W niedzielę (19 lutego) o godz. 18.30 na scenie szczecineckiego kina pojawiła się grupa Łzy, która w tych dniach świętuje swoje 15-lecie. Kilka godzin wcześniej wszyscy fani zespołu mogli zmierzyć się z muzykami i zagrać z nimi w kręgle w Hosso Bowling. Oprócz zaciętej gry nie zabrakło również okazji do zrobienia pamiątkowych zdjęć, zdobycia autografów i posłuchania dobrej muzyki. Dodatkową atrakcją była możliwość wygrania darmowych biletów na wieczorny koncert.

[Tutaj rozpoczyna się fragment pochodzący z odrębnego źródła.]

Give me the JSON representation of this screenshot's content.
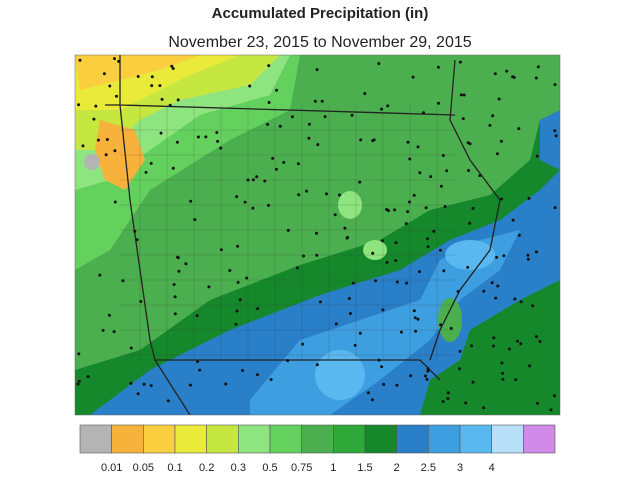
{
  "title": "Accumulated Precipitation (in)",
  "subtitle": "November 23, 2015 to November 29, 2015",
  "legend": {
    "colors": [
      "#b4b4b4",
      "#f7b23b",
      "#f9cf3f",
      "#e9ea3a",
      "#c6e640",
      "#8ee47e",
      "#64d15f",
      "#4caf4f",
      "#2fa83a",
      "#16882c",
      "#2a7fc9",
      "#3d9ee0",
      "#5ab8f0",
      "#b8e0fb",
      "#d08ae8"
    ],
    "labels": [
      "0.01",
      "0.05",
      "0.1",
      "0.2",
      "0.3",
      "0.5",
      "0.75",
      "1",
      "1.5",
      "2",
      "2.5",
      "3",
      "4"
    ]
  }
}
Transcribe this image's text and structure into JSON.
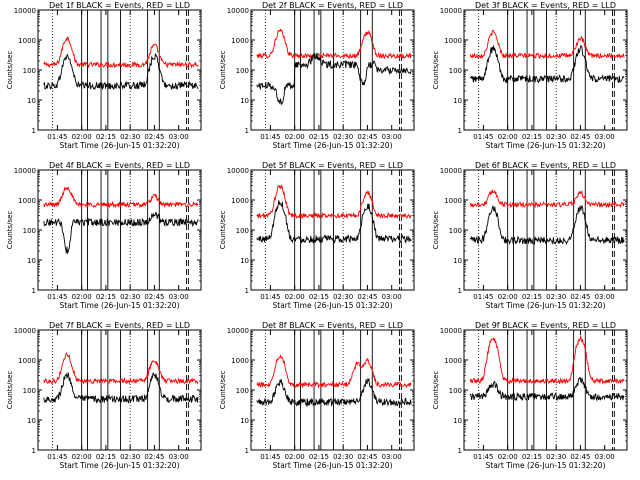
{
  "chart_data": [
    {
      "type": "line",
      "title": "Det 1f BLACK = Events, RED = LLD",
      "xlabel": "Start Time (26-Jun-15 01:32:20)",
      "ylabel": "Counts/sec",
      "yscale": "log",
      "ylim": [
        1,
        10000
      ],
      "xlim": [
        1.55,
        3.23
      ],
      "xtick_labels": [
        "01:45",
        "02:00",
        "02:15",
        "02:30",
        "02:45",
        "03:00"
      ],
      "xtick_values": [
        1.75,
        2.0,
        2.25,
        2.5,
        2.75,
        3.0
      ],
      "ytick_labels": [
        "1",
        "10",
        "100",
        "1000",
        "10000"
      ],
      "ytick_values": [
        1,
        10,
        100,
        1000,
        10000
      ],
      "dotted_markers": [
        1.7,
        2.5
      ],
      "vlines_solid": [
        2.0,
        2.06,
        2.2,
        2.27,
        2.4,
        2.68,
        2.8
      ],
      "vlines_dashed": [
        3.08,
        3.1
      ],
      "series": [
        {
          "name": "RED = LLD",
          "color": "#ff0000",
          "baseline": 150,
          "rises": [
            [
              2.75,
              150
            ]
          ],
          "bumps": [
            [
              1.85,
              0.05,
              1000
            ],
            [
              2.75,
              0.05,
              500
            ]
          ],
          "noise": 0.08
        },
        {
          "name": "BLACK = Events",
          "color": "#000000",
          "baseline": 30,
          "rises": [
            [
              2.75,
              30
            ]
          ],
          "bumps": [
            [
              1.85,
              0.05,
              250
            ],
            [
              2.75,
              0.05,
              250
            ]
          ],
          "noise": 0.12
        }
      ]
    },
    {
      "type": "line",
      "title": "Det 2f BLACK = Events, RED = LLD",
      "xlabel": "Start Time (26-Jun-15 01:32:20)",
      "ylabel": "Counts/sec",
      "yscale": "log",
      "ylim": [
        1,
        10000
      ],
      "xlim": [
        1.55,
        3.23
      ],
      "xtick_labels": [
        "01:45",
        "02:00",
        "02:15",
        "02:30",
        "02:45",
        "03:00"
      ],
      "xtick_values": [
        1.75,
        2.0,
        2.25,
        2.5,
        2.75,
        3.0
      ],
      "ytick_labels": [
        "1",
        "10",
        "100",
        "1000",
        "10000"
      ],
      "ytick_values": [
        1,
        10,
        100,
        1000,
        10000
      ],
      "dotted_markers": [
        1.7,
        2.5
      ],
      "vlines_solid": [
        2.0,
        2.06,
        2.2,
        2.27,
        2.4,
        2.68,
        2.8
      ],
      "vlines_dashed": [
        3.08,
        3.1
      ],
      "series": [
        {
          "name": "RED = LLD",
          "color": "#ff0000",
          "baseline": 300,
          "rises": [
            [
              2.75,
              300
            ]
          ],
          "bumps": [
            [
              1.85,
              0.05,
              1700
            ],
            [
              2.75,
              0.05,
              1500
            ]
          ],
          "noise": 0.08
        },
        {
          "name": "BLACK = Events",
          "color": "#000000",
          "baseline": 30,
          "rises": [
            [
              2.0,
              150
            ],
            [
              2.85,
              100
            ]
          ],
          "bumps": [
            [
              2.22,
              0.05,
              150
            ]
          ],
          "dips": [
            [
              1.85,
              0.05,
              0.3
            ],
            [
              2.7,
              0.05,
              0.25
            ]
          ],
          "noise": 0.12
        }
      ]
    },
    {
      "type": "line",
      "title": "Det 3f BLACK = Events, RED = LLD",
      "xlabel": "Start Time (26-Jun-15 01:32:20)",
      "ylabel": "Counts/sec",
      "yscale": "log",
      "ylim": [
        1,
        10000
      ],
      "xlim": [
        1.55,
        3.23
      ],
      "xtick_labels": [
        "01:45",
        "02:00",
        "02:15",
        "02:30",
        "02:45",
        "03:00"
      ],
      "xtick_values": [
        1.75,
        2.0,
        2.25,
        2.5,
        2.75,
        3.0
      ],
      "ytick_labels": [
        "1",
        "10",
        "100",
        "1000",
        "10000"
      ],
      "ytick_values": [
        1,
        10,
        100,
        1000,
        10000
      ],
      "dotted_markers": [
        1.7,
        2.5
      ],
      "vlines_solid": [
        2.0,
        2.06,
        2.2,
        2.27,
        2.4,
        2.68,
        2.8
      ],
      "vlines_dashed": [
        3.08,
        3.1
      ],
      "series": [
        {
          "name": "RED = LLD",
          "color": "#ff0000",
          "baseline": 300,
          "rises": [
            [
              2.75,
              300
            ]
          ],
          "bumps": [
            [
              1.85,
              0.05,
              1500
            ],
            [
              2.75,
              0.05,
              800
            ]
          ],
          "noise": 0.08
        },
        {
          "name": "BLACK = Events",
          "color": "#000000",
          "baseline": 50,
          "rises": [
            [
              2.75,
              50
            ]
          ],
          "bumps": [
            [
              1.85,
              0.05,
              450
            ],
            [
              2.75,
              0.05,
              450
            ]
          ],
          "noise": 0.12
        }
      ]
    },
    {
      "type": "line",
      "title": "Det 4f BLACK = Events, RED = LLD",
      "xlabel": "Start Time (26-Jun-15 01:32:20)",
      "ylabel": "Counts/sec",
      "yscale": "log",
      "ylim": [
        1,
        10000
      ],
      "xlim": [
        1.55,
        3.23
      ],
      "xtick_labels": [
        "01:45",
        "02:00",
        "02:15",
        "02:30",
        "02:45",
        "03:00"
      ],
      "xtick_values": [
        1.75,
        2.0,
        2.25,
        2.5,
        2.75,
        3.0
      ],
      "ytick_labels": [
        "1",
        "10",
        "100",
        "1000",
        "10000"
      ],
      "ytick_values": [
        1,
        10,
        100,
        1000,
        10000
      ],
      "dotted_markers": [
        1.7,
        2.5
      ],
      "vlines_solid": [
        2.0,
        2.06,
        2.2,
        2.27,
        2.4,
        2.68,
        2.8
      ],
      "vlines_dashed": [
        3.08,
        3.1
      ],
      "series": [
        {
          "name": "RED = LLD",
          "color": "#ff0000",
          "baseline": 700,
          "rises": [
            [
              2.75,
              700
            ]
          ],
          "bumps": [
            [
              1.85,
              0.05,
              2000
            ],
            [
              2.75,
              0.05,
              600
            ]
          ],
          "noise": 0.08
        },
        {
          "name": "BLACK = Events",
          "color": "#000000",
          "baseline": 180,
          "rises": [
            [
              2.75,
              180
            ]
          ],
          "bumps": [
            [
              2.75,
              0.05,
              150
            ]
          ],
          "dips": [
            [
              1.85,
              0.05,
              0.12
            ]
          ],
          "noise": 0.12
        }
      ]
    },
    {
      "type": "line",
      "title": "Det 5f BLACK = Events, RED = LLD",
      "xlabel": "Start Time (26-Jun-15 01:32:20)",
      "ylabel": "Counts/sec",
      "yscale": "log",
      "ylim": [
        1,
        10000
      ],
      "xlim": [
        1.55,
        3.23
      ],
      "xtick_labels": [
        "01:45",
        "02:00",
        "02:15",
        "02:30",
        "02:45",
        "03:00"
      ],
      "xtick_values": [
        1.75,
        2.0,
        2.25,
        2.5,
        2.75,
        3.0
      ],
      "ytick_labels": [
        "1",
        "10",
        "100",
        "1000",
        "10000"
      ],
      "ytick_values": [
        1,
        10,
        100,
        1000,
        10000
      ],
      "dotted_markers": [
        1.7,
        2.5
      ],
      "vlines_solid": [
        2.0,
        2.06,
        2.2,
        2.27,
        2.4,
        2.68,
        2.8
      ],
      "vlines_dashed": [
        3.08,
        3.1
      ],
      "series": [
        {
          "name": "RED = LLD",
          "color": "#ff0000",
          "baseline": 300,
          "rises": [
            [
              2.75,
              300
            ]
          ],
          "bumps": [
            [
              1.85,
              0.05,
              2500
            ],
            [
              2.75,
              0.05,
              1500
            ]
          ],
          "noise": 0.08
        },
        {
          "name": "BLACK = Events",
          "color": "#000000",
          "baseline": 50,
          "rises": [
            [
              2.75,
              50
            ]
          ],
          "bumps": [
            [
              1.85,
              0.05,
              800
            ],
            [
              2.75,
              0.05,
              600
            ]
          ],
          "noise": 0.12
        }
      ]
    },
    {
      "type": "line",
      "title": "Det 6f BLACK = Events, RED = LLD",
      "xlabel": "Start Time (26-Jun-15 01:32:20)",
      "ylabel": "Counts/sec",
      "yscale": "log",
      "ylim": [
        1,
        10000
      ],
      "xlim": [
        1.55,
        3.23
      ],
      "xtick_labels": [
        "01:45",
        "02:00",
        "02:15",
        "02:30",
        "02:45",
        "03:00"
      ],
      "xtick_values": [
        1.75,
        2.0,
        2.25,
        2.5,
        2.75,
        3.0
      ],
      "ytick_labels": [
        "1",
        "10",
        "100",
        "1000",
        "10000"
      ],
      "ytick_values": [
        1,
        10,
        100,
        1000,
        10000
      ],
      "dotted_markers": [
        1.7,
        2.5
      ],
      "vlines_solid": [
        2.0,
        2.06,
        2.2,
        2.27,
        2.4,
        2.68,
        2.8
      ],
      "vlines_dashed": [
        3.08,
        3.1
      ],
      "series": [
        {
          "name": "RED = LLD",
          "color": "#ff0000",
          "baseline": 700,
          "rises": [
            [
              2.75,
              700
            ]
          ],
          "bumps": [
            [
              1.85,
              0.05,
              1300
            ],
            [
              2.75,
              0.05,
              1000
            ]
          ],
          "noise": 0.08
        },
        {
          "name": "BLACK = Events",
          "color": "#000000",
          "baseline": 45,
          "rises": [
            [
              2.75,
              45
            ]
          ],
          "bumps": [
            [
              1.85,
              0.05,
              500
            ],
            [
              2.75,
              0.05,
              500
            ]
          ],
          "noise": 0.12
        }
      ]
    },
    {
      "type": "line",
      "title": "Det 7f BLACK = Events, RED = LLD",
      "xlabel": "Start Time (26-Jun-15 01:32:20)",
      "ylabel": "Counts/sec",
      "yscale": "log",
      "ylim": [
        1,
        10000
      ],
      "xlim": [
        1.55,
        3.23
      ],
      "xtick_labels": [
        "01:45",
        "02:00",
        "02:15",
        "02:30",
        "02:45",
        "03:00"
      ],
      "xtick_values": [
        1.75,
        2.0,
        2.25,
        2.5,
        2.75,
        3.0
      ],
      "ytick_labels": [
        "1",
        "10",
        "100",
        "1000",
        "10000"
      ],
      "ytick_values": [
        1,
        10,
        100,
        1000,
        10000
      ],
      "dotted_markers": [
        1.7,
        2.5
      ],
      "vlines_solid": [
        2.0,
        2.06,
        2.2,
        2.27,
        2.4,
        2.68,
        2.8
      ],
      "vlines_dashed": [
        3.08,
        3.1
      ],
      "series": [
        {
          "name": "RED = LLD",
          "color": "#ff0000",
          "baseline": 200,
          "rises": [
            [
              2.75,
              200
            ]
          ],
          "bumps": [
            [
              1.85,
              0.05,
              1300
            ],
            [
              2.75,
              0.05,
              800
            ]
          ],
          "noise": 0.08
        },
        {
          "name": "BLACK = Events",
          "color": "#000000",
          "baseline": 50,
          "rises": [
            [
              2.75,
              50
            ]
          ],
          "bumps": [
            [
              1.85,
              0.05,
              250
            ],
            [
              2.75,
              0.05,
              250
            ]
          ],
          "noise": 0.12
        }
      ]
    },
    {
      "type": "line",
      "title": "Det 8f BLACK = Events, RED = LLD",
      "xlabel": "Start Time (26-Jun-15 01:32:20)",
      "ylabel": "Counts/sec",
      "yscale": "log",
      "ylim": [
        1,
        10000
      ],
      "xlim": [
        1.55,
        3.23
      ],
      "xtick_labels": [
        "01:45",
        "02:00",
        "02:15",
        "02:30",
        "02:45",
        "03:00"
      ],
      "xtick_values": [
        1.75,
        2.0,
        2.25,
        2.5,
        2.75,
        3.0
      ],
      "ytick_labels": [
        "1",
        "10",
        "100",
        "1000",
        "10000"
      ],
      "ytick_values": [
        1,
        10,
        100,
        1000,
        10000
      ],
      "dotted_markers": [
        1.7,
        2.5
      ],
      "vlines_solid": [
        2.0,
        2.06,
        2.2,
        2.27,
        2.4,
        2.68,
        2.8
      ],
      "vlines_dashed": [
        3.08,
        3.1
      ],
      "series": [
        {
          "name": "RED = LLD",
          "color": "#ff0000",
          "baseline": 150,
          "rises": [
            [
              2.75,
              150
            ]
          ],
          "bumps": [
            [
              1.85,
              0.05,
              1300
            ],
            [
              2.75,
              0.05,
              800
            ],
            [
              2.65,
              0.05,
              600
            ]
          ],
          "noise": 0.08
        },
        {
          "name": "BLACK = Events",
          "color": "#000000",
          "baseline": 40,
          "rises": [
            [
              2.75,
              40
            ]
          ],
          "bumps": [
            [
              1.85,
              0.05,
              150
            ],
            [
              2.75,
              0.05,
              150
            ]
          ],
          "noise": 0.12
        }
      ]
    },
    {
      "type": "line",
      "title": "Det 9f BLACK = Events, RED = LLD",
      "xlabel": "Start Time (26-Jun-15 01:32:20)",
      "ylabel": "Counts/sec",
      "yscale": "log",
      "ylim": [
        1,
        10000
      ],
      "xlim": [
        1.55,
        3.23
      ],
      "xtick_labels": [
        "01:45",
        "02:00",
        "02:15",
        "02:30",
        "02:45",
        "03:00"
      ],
      "xtick_values": [
        1.75,
        2.0,
        2.25,
        2.5,
        2.75,
        3.0
      ],
      "ytick_labels": [
        "1",
        "10",
        "100",
        "1000",
        "10000"
      ],
      "ytick_values": [
        1,
        10,
        100,
        1000,
        10000
      ],
      "dotted_markers": [
        1.7,
        2.5
      ],
      "vlines_solid": [
        2.0,
        2.06,
        2.2,
        2.27,
        2.4,
        2.68,
        2.8
      ],
      "vlines_dashed": [
        3.08,
        3.1
      ],
      "series": [
        {
          "name": "RED = LLD",
          "color": "#ff0000",
          "baseline": 200,
          "rises": [
            [
              2.75,
              200
            ]
          ],
          "bumps": [
            [
              1.85,
              0.05,
              5000
            ],
            [
              2.75,
              0.05,
              5000
            ]
          ],
          "noise": 0.08
        },
        {
          "name": "BLACK = Events",
          "color": "#000000",
          "baseline": 60,
          "rises": [
            [
              2.75,
              60
            ]
          ],
          "bumps": [
            [
              1.85,
              0.05,
              100
            ],
            [
              2.75,
              0.05,
              150
            ]
          ],
          "noise": 0.12
        }
      ]
    }
  ]
}
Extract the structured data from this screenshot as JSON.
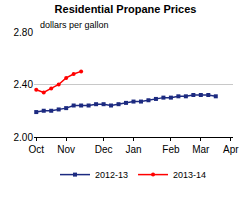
{
  "chart_data": {
    "type": "line",
    "title": "Residential Propane Prices",
    "subtitle": "dollars per gallon",
    "categories": [
      "Oct",
      null,
      null,
      null,
      "Nov",
      null,
      null,
      null,
      null,
      "Dec",
      null,
      null,
      null,
      "Jan",
      null,
      null,
      null,
      null,
      "Feb",
      null,
      null,
      null,
      "Mar",
      null,
      null,
      null,
      "Apr"
    ],
    "series": [
      {
        "name": "2012-13",
        "color": "#1c2a80",
        "marker": "square",
        "line_style": "solid",
        "values": [
          2.19,
          2.2,
          2.2,
          2.21,
          2.22,
          2.24,
          2.24,
          2.24,
          2.25,
          2.25,
          2.24,
          2.25,
          2.26,
          2.27,
          2.27,
          2.28,
          2.29,
          2.3,
          2.3,
          2.31,
          2.31,
          2.32,
          2.32,
          2.32,
          2.31,
          null,
          null
        ]
      },
      {
        "name": "2013-14",
        "color": "#ff0000",
        "marker": "circle",
        "line_style": "solid",
        "values": [
          2.36,
          2.34,
          2.37,
          2.4,
          2.45,
          2.48,
          2.5,
          null,
          null,
          null,
          null,
          null,
          null,
          null,
          null,
          null,
          null,
          null,
          null,
          null,
          null,
          null,
          null,
          null,
          null,
          null,
          null
        ]
      }
    ],
    "ylim": [
      2.0,
      2.8
    ],
    "yticks": [
      {
        "value": 2.0,
        "label": "2.00"
      },
      {
        "value": 2.4,
        "label": "2.40"
      },
      {
        "value": 2.8,
        "label": "2.80"
      }
    ],
    "grid": true,
    "legend": "bottom"
  }
}
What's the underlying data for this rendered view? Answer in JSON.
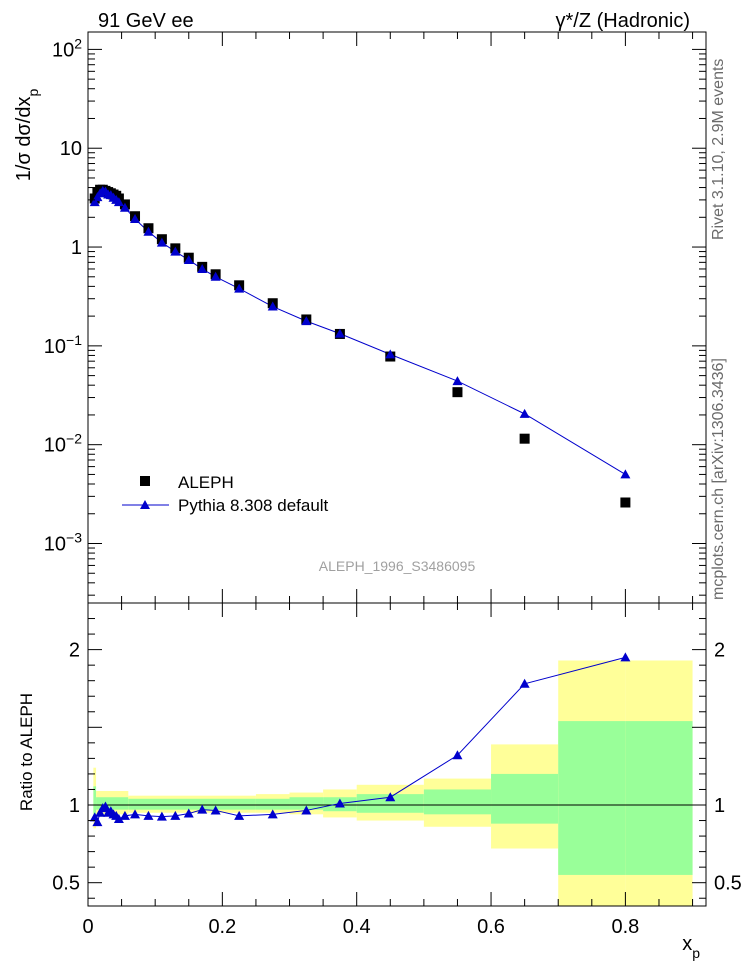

Zespół Łzy ma na swoim koncie ponad dwadzieścia singli oraz siedem albumów, ostatni z nich - "Bez słów" został wydany w maju 2011 roku. Na płycie znalazły się zarówno nastrojowe ballady, jak i mocne rockowe kompozycje. Grupa ta już teraz zapewniła sobie prestiżowe miejsce w historii polskiej muzyki. Wszyscy znają ich największe przeboje - "Agnieszka" czy "Oczy szeroko zamknięte". Popularność tego zespołu nie zmalała nawet po odejściu Anny Wyszkoni, która wybrała karierę solową. Od stycznia 2011 roku w roli wokalistki zespołu zastępuje ją charyzmatyczna Sara Chmiel.
Prawdą jest, że dobra muzyka łączy pokolenia. Można się było o tym przekonać podczas koncertu, gdzie przedział wiekowy wśród publiczności rozciągał się od kilkuletnich mieszkańców aż do starszych koncertowych wyjadaczy. Licznie przybyła publiczność mogła wysłuchać wszystkich kultowych przebojów grupy oraz największych hitów ostatnich lat. Zespół na ponad godzinę porwał publiczność do wspólnego śpiewania. Cały koncert upłynął w niezwykle serdecznej i niemalże rodzinnej atmosferze, podczas którego Sara Chmiel nawiązała rewelacyjny kontakt z publicznością. Niedzielny koncert z pewnością na długo zapadnie w pamięci wszystkim fanom zespołu.(mg)
Jeśli jeszcze tego nie zrobiłeś koniecznie zainstaluj naszą aplikację, która dostępna jest na telefony z systemem Android i iOS.
Chcesz być na bieżąco z wieściami z naszego portalu? Obserwuj nas na Google News!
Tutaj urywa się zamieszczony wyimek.